We should also require our children to work. Kids need to be kids, but they also need to learn to do something against their will simply because it needs to be done. In my humble experience (my kids are still young), this means giving them menial tasks. Have them take their plate to the sink. Have them fetch a diaper for you. Have them take out the trash. As your kids get older, their tasks can grow with them. Your grade-schooler can empty the dishwasher and load up the washing machine. Your teenager can wash the car and run errands.
Teaching a work ethic to your child requires a steady effort on your part.
Be thoughtful about this. You may want to sit down with your spouse periodically to think about the things you’d like your children to be able to do. Then teach them how to perform those tasks—kids don’t automatically know how to load a dishwasher, even if they’ve seen you do it a thousand times.

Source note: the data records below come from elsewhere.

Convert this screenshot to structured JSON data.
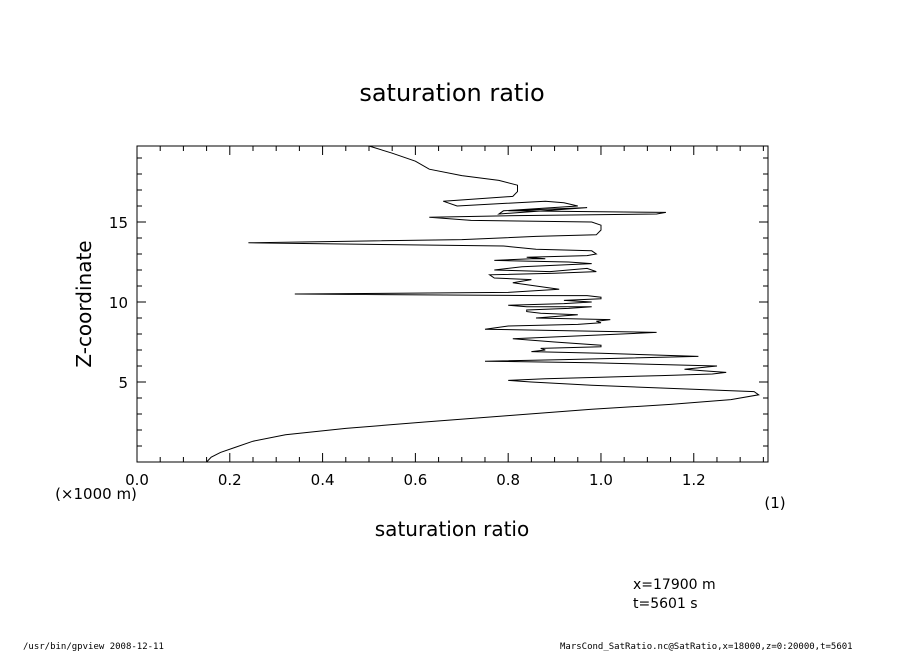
{
  "chart_data": {
    "type": "line",
    "title": "saturation ratio",
    "xlabel": "saturation ratio",
    "xunit": "(1)",
    "ylabel": "Z-coordinate",
    "yunit": "(×1000 m)",
    "xlim": [
      0.0,
      1.36
    ],
    "ylim": [
      0,
      19.75
    ],
    "xticks": [
      "0.0",
      "0.2",
      "0.4",
      "0.6",
      "0.8",
      "1.0",
      "1.2"
    ],
    "xtick_values": [
      0.0,
      0.2,
      0.4,
      0.6,
      0.8,
      1.0,
      1.2
    ],
    "yticks": [
      "5",
      "10",
      "15"
    ],
    "ytick_values": [
      5,
      10,
      15
    ],
    "grid": false,
    "series": [
      {
        "x": [
          0.15,
          0.16,
          0.18,
          0.21,
          0.25,
          0.32,
          0.45,
          0.62,
          0.8,
          0.98,
          1.15,
          1.28,
          1.34,
          1.33,
          1.15,
          0.98,
          0.85,
          0.8,
          0.88,
          1.0,
          1.13,
          1.24,
          1.27,
          1.22,
          1.18,
          1.25,
          0.98,
          0.75,
          0.92,
          1.21,
          1.0,
          0.85,
          0.88,
          0.87,
          1.0,
          1.0,
          0.9,
          0.81,
          1.12,
          0.75,
          0.8,
          0.95,
          1.0,
          0.99,
          1.02,
          0.86,
          0.95,
          0.87,
          0.84,
          0.84,
          0.93,
          0.98,
          0.84,
          0.8,
          0.92,
          0.98,
          0.92,
          1.0,
          1.0,
          0.97,
          0.86,
          0.34,
          0.8,
          0.91,
          0.81,
          0.85,
          0.77,
          0.76,
          0.9,
          0.99,
          0.97,
          0.89,
          0.77,
          0.83,
          0.98,
          0.93,
          0.77,
          0.85,
          0.88,
          0.84,
          0.97,
          0.99,
          0.98,
          0.86,
          0.79,
          0.24,
          0.7,
          0.86,
          0.99,
          1.0,
          1.0,
          0.98,
          0.72,
          0.63,
          0.82,
          1.12,
          1.14,
          0.8,
          0.97,
          0.78,
          0.79,
          0.95,
          0.92,
          0.88,
          0.69,
          0.66,
          0.81,
          0.82,
          0.82,
          0.78,
          0.7,
          0.63,
          0.6,
          0.55,
          0.5
        ],
        "y": [
          0.0,
          0.3,
          0.6,
          0.9,
          1.3,
          1.7,
          2.1,
          2.5,
          2.9,
          3.3,
          3.6,
          3.9,
          4.2,
          4.4,
          4.6,
          4.8,
          5.0,
          5.1,
          5.2,
          5.3,
          5.4,
          5.5,
          5.6,
          5.7,
          5.8,
          6.0,
          6.2,
          6.3,
          6.4,
          6.6,
          6.8,
          6.9,
          7.0,
          7.1,
          7.2,
          7.3,
          7.5,
          7.7,
          8.1,
          8.3,
          8.5,
          8.6,
          8.7,
          8.8,
          8.9,
          9.0,
          9.2,
          9.3,
          9.4,
          9.5,
          9.6,
          9.7,
          9.7,
          9.8,
          9.9,
          10.0,
          10.1,
          10.2,
          10.3,
          10.4,
          10.4,
          10.5,
          10.6,
          10.8,
          11.2,
          11.4,
          11.5,
          11.7,
          11.8,
          11.9,
          12.1,
          11.9,
          12.0,
          12.2,
          12.4,
          12.5,
          12.6,
          12.7,
          12.7,
          12.8,
          12.9,
          13.0,
          13.2,
          13.3,
          13.5,
          13.7,
          13.9,
          14.1,
          14.2,
          14.5,
          14.8,
          15.0,
          15.1,
          15.3,
          15.4,
          15.5,
          15.6,
          15.7,
          15.9,
          15.5,
          15.7,
          16.0,
          16.2,
          16.3,
          16.0,
          16.3,
          16.6,
          16.9,
          17.3,
          17.6,
          17.9,
          18.3,
          18.8,
          19.3,
          19.75
        ]
      }
    ]
  },
  "annotations": {
    "x_position": "x=17900 m",
    "time": "t=5601 s"
  },
  "footer": {
    "left": "/usr/bin/gpview   2008-12-11",
    "right": "MarsCond_SatRatio.nc@SatRatio,x=18000,z=0:20000,t=5601"
  }
}
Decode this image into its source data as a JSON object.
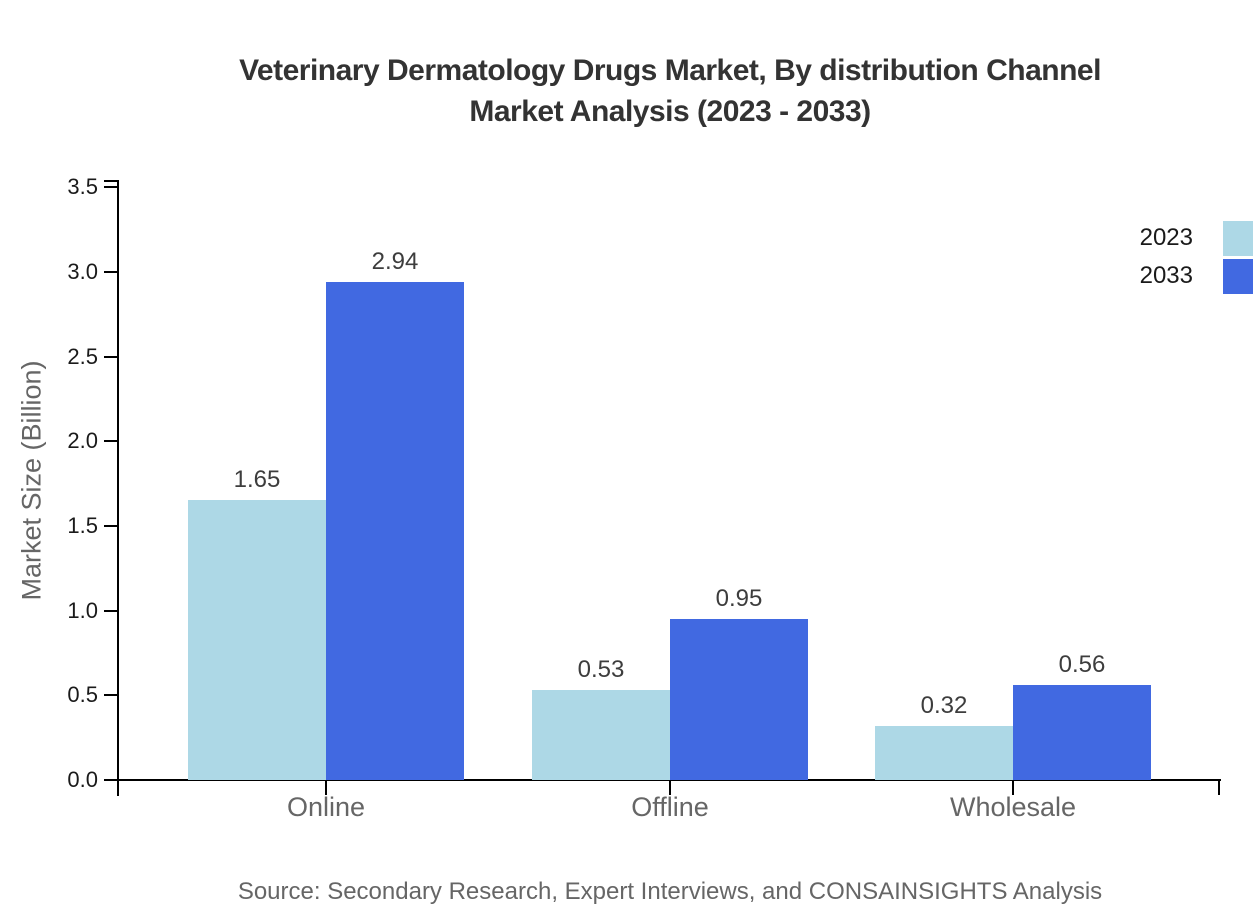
{
  "title": {
    "line1": "Veterinary Dermatology Drugs Market, By distribution Channel",
    "line2": "Market Analysis (2023 - 2033)"
  },
  "source": "Source: Secondary Research, Expert Interviews, and CONSAINSIGHTS Analysis",
  "chart_data": {
    "type": "bar",
    "categories": [
      "Online",
      "Offline",
      "Wholesale"
    ],
    "series": [
      {
        "name": "2023",
        "color": "#ADD8E6",
        "values": [
          1.65,
          0.53,
          0.32
        ]
      },
      {
        "name": "2033",
        "color": "#4169E1",
        "values": [
          2.94,
          0.95,
          0.56
        ]
      }
    ],
    "title": "Veterinary Dermatology Drugs Market, By distribution Channel Market Analysis (2023 - 2033)",
    "xlabel": "",
    "ylabel": "Market Size (Billion)",
    "ylim": [
      0.0,
      3.5
    ],
    "ytick_step": 0.5,
    "grid": false,
    "legend_position": "top-right",
    "value_labels": true
  },
  "colors": {
    "axis": "#000000",
    "tick_text": "#1a1a1a",
    "muted_text": "#666666",
    "value_text": "#3d3d3d",
    "title_text": "#333333",
    "background": "#ffffff"
  }
}
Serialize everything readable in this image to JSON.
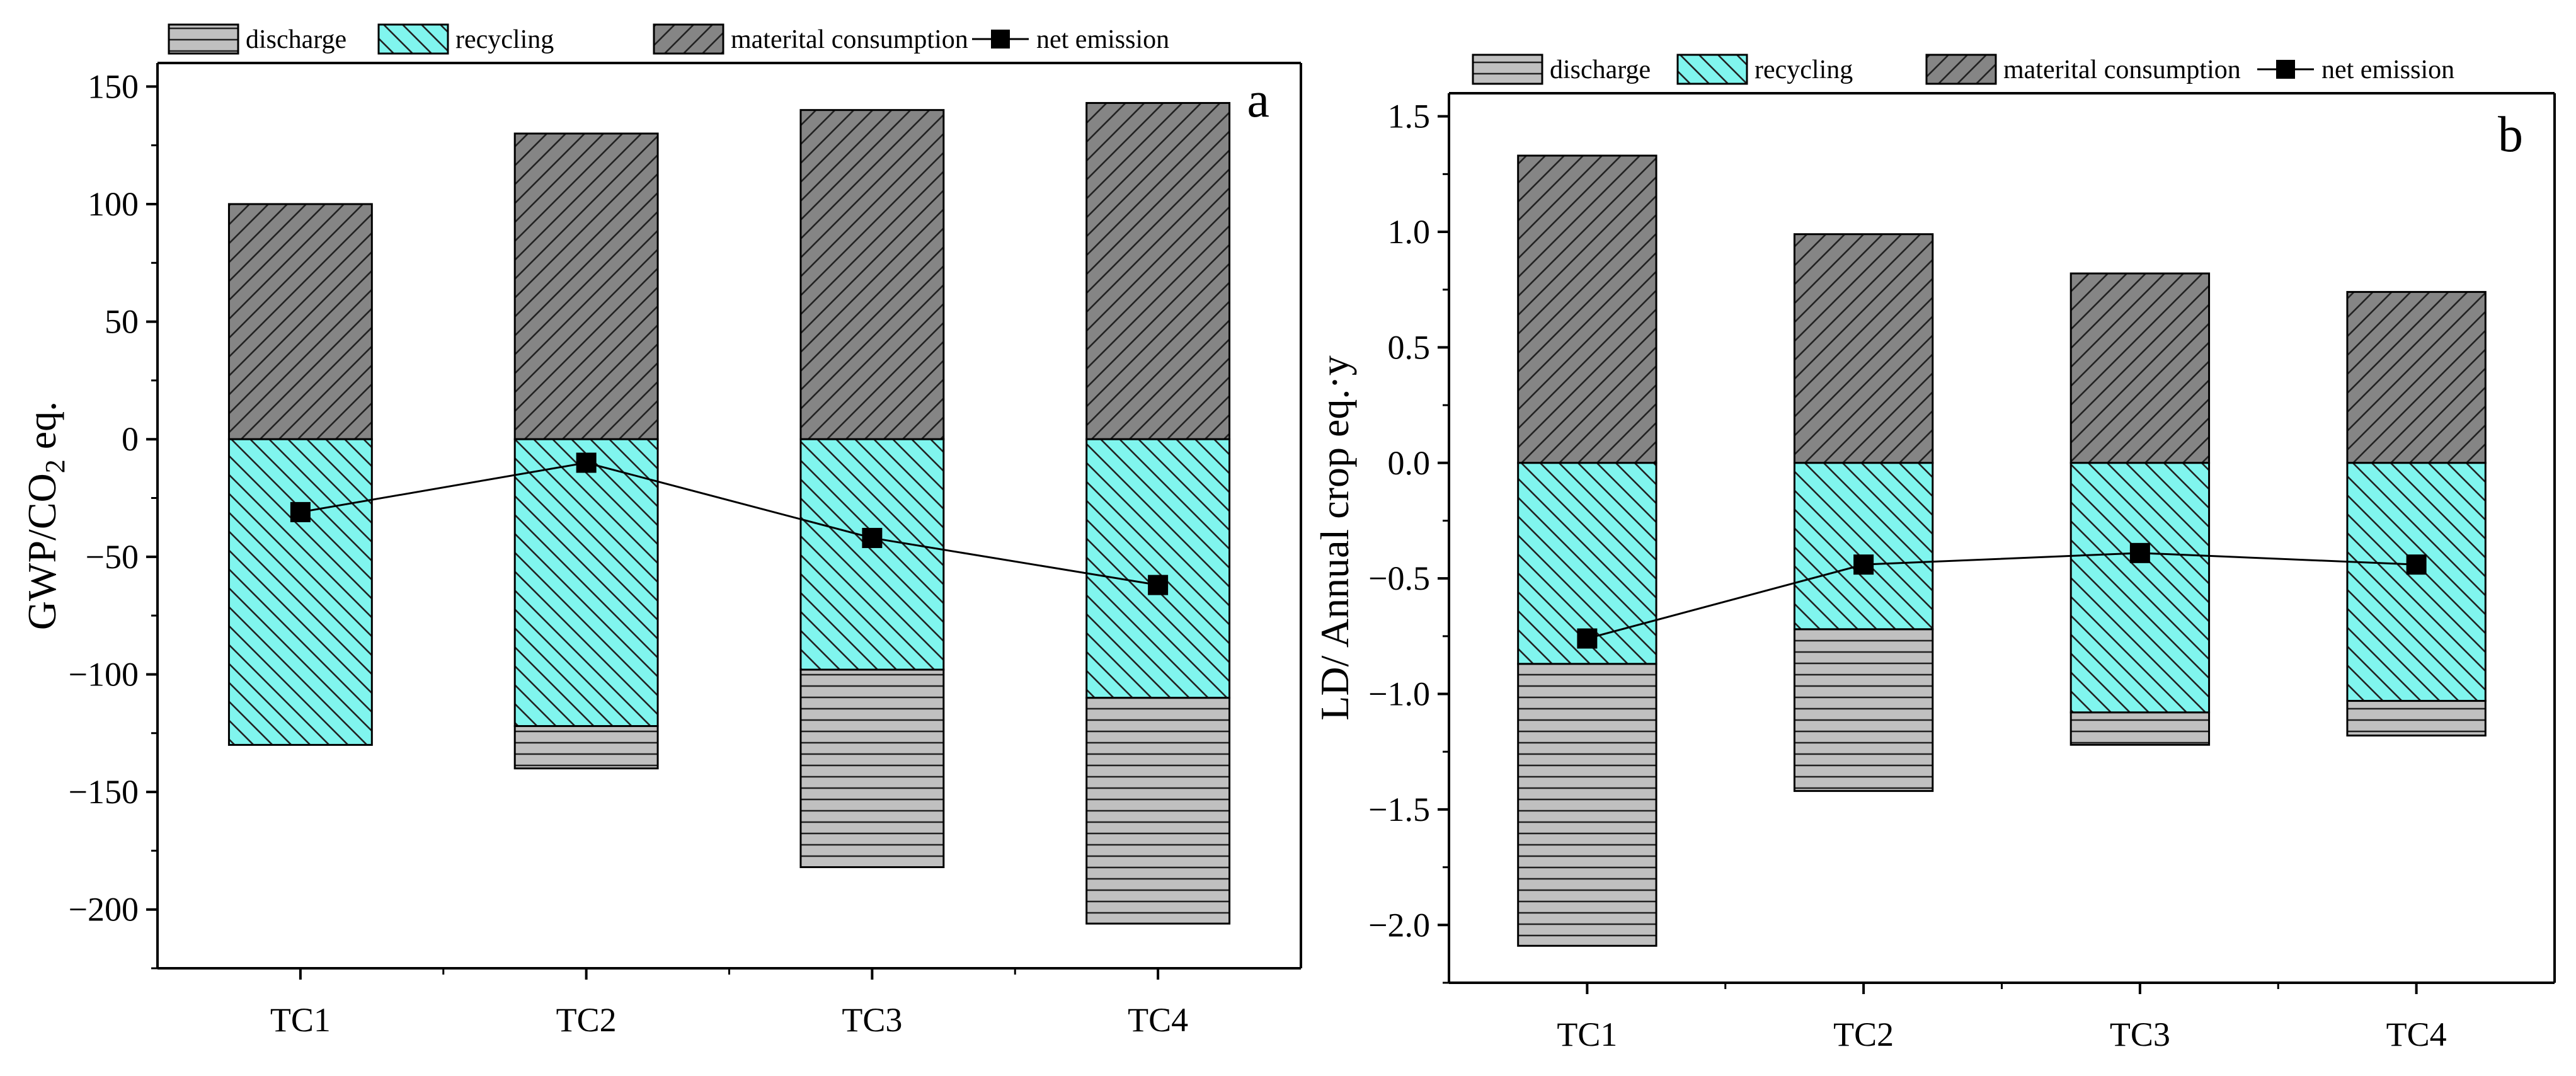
{
  "chart_data": [
    {
      "type": "bar",
      "panel_label": "a",
      "ylabel": "GWP/CO",
      "ylabel_sub": "2",
      "ylabel_suffix": " eq.",
      "ylim": [
        -225,
        160
      ],
      "yticks": [
        150,
        100,
        50,
        0,
        -50,
        -100,
        -150,
        -200
      ],
      "ytick_labels": [
        "150",
        "100",
        "50",
        "0",
        "−50",
        "−100",
        "−150",
        "−200"
      ],
      "categories": [
        "TC1",
        "TC2",
        "TC3",
        "TC4"
      ],
      "series": [
        {
          "name": "discharge",
          "values": [
            0,
            -18,
            -84,
            -96
          ]
        },
        {
          "name": "recycling",
          "values": [
            -130,
            -122,
            -98,
            -110
          ]
        },
        {
          "name": "materital consumption",
          "values": [
            100,
            130,
            140,
            143
          ]
        },
        {
          "name": "net emission",
          "values": [
            -31,
            -10,
            -42,
            -62
          ]
        }
      ],
      "legend": {
        "placement": "top",
        "items": [
          "discharge",
          "recycling",
          "materital consumption",
          "net emission"
        ]
      }
    },
    {
      "type": "bar",
      "panel_label": "b",
      "ylabel": "LD/ Annual crop eq.·y",
      "ylim": [
        -2.25,
        1.6
      ],
      "yticks": [
        1.5,
        1.0,
        0.5,
        0.0,
        -0.5,
        -1.0,
        -1.5,
        -2.0
      ],
      "ytick_labels": [
        "1.5",
        "1.0",
        "0.5",
        "0.0",
        "−0.5",
        "−1.0",
        "−1.5",
        "−2.0"
      ],
      "categories": [
        "TC1",
        "TC2",
        "TC3",
        "TC4"
      ],
      "series": [
        {
          "name": "discharge",
          "values": [
            -1.22,
            -0.7,
            -0.14,
            -0.15
          ]
        },
        {
          "name": "recycling",
          "values": [
            -0.87,
            -0.72,
            -1.08,
            -1.03
          ]
        },
        {
          "name": "materital consumption",
          "values": [
            1.33,
            0.99,
            0.82,
            0.74
          ]
        },
        {
          "name": "net emission",
          "values": [
            -0.76,
            -0.44,
            -0.39,
            -0.44
          ]
        }
      ],
      "legend": {
        "placement": "top",
        "items": [
          "discharge",
          "recycling",
          "materital consumption",
          "net emission"
        ]
      }
    }
  ],
  "colors": {
    "discharge": "#c0c0c0",
    "recycling": "#80f5ee",
    "consumption": "#858585",
    "line": "#000000"
  }
}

This is where most plans fall apart. It’s easy to have a child load a dishwasher once. She may even think it’s fun! But the daily grind is where she’ll fall away from the task, and you may be too tired or distracted to chase her down. Teaching a work ethic to your child requires a steady effort on your part.
My best advice is to put the task into a routine. If your son clears the table every night, soon the task should become second-nature. Eventually you’ll be able to stop reminding him (and could perhaps add another chore!). You are teaching not only daily rhythms of work, but perseverance and consistent service to others.
Sabbath Rest and Grace
Finally, we want our kids to work well, but they also need to learn to rest well. And thus they need to see you work hard, fueled by God’s grace, and then watch you trust God enough to come home and get on the floor with them. They need to see you observe Sabbath practices and to help them do the same.
Training up your child the way he or she should go (Prov. 22:6) is a long game, and it includes modeling right behaviors, teaching right theology, and providing consistent opportunities for them to dirty their hands.
These words are smeared with my own hypocrisy, as I struggle daily to do this well. But the good news is that the grace I want my kids to embody is newly available for me each morning, too.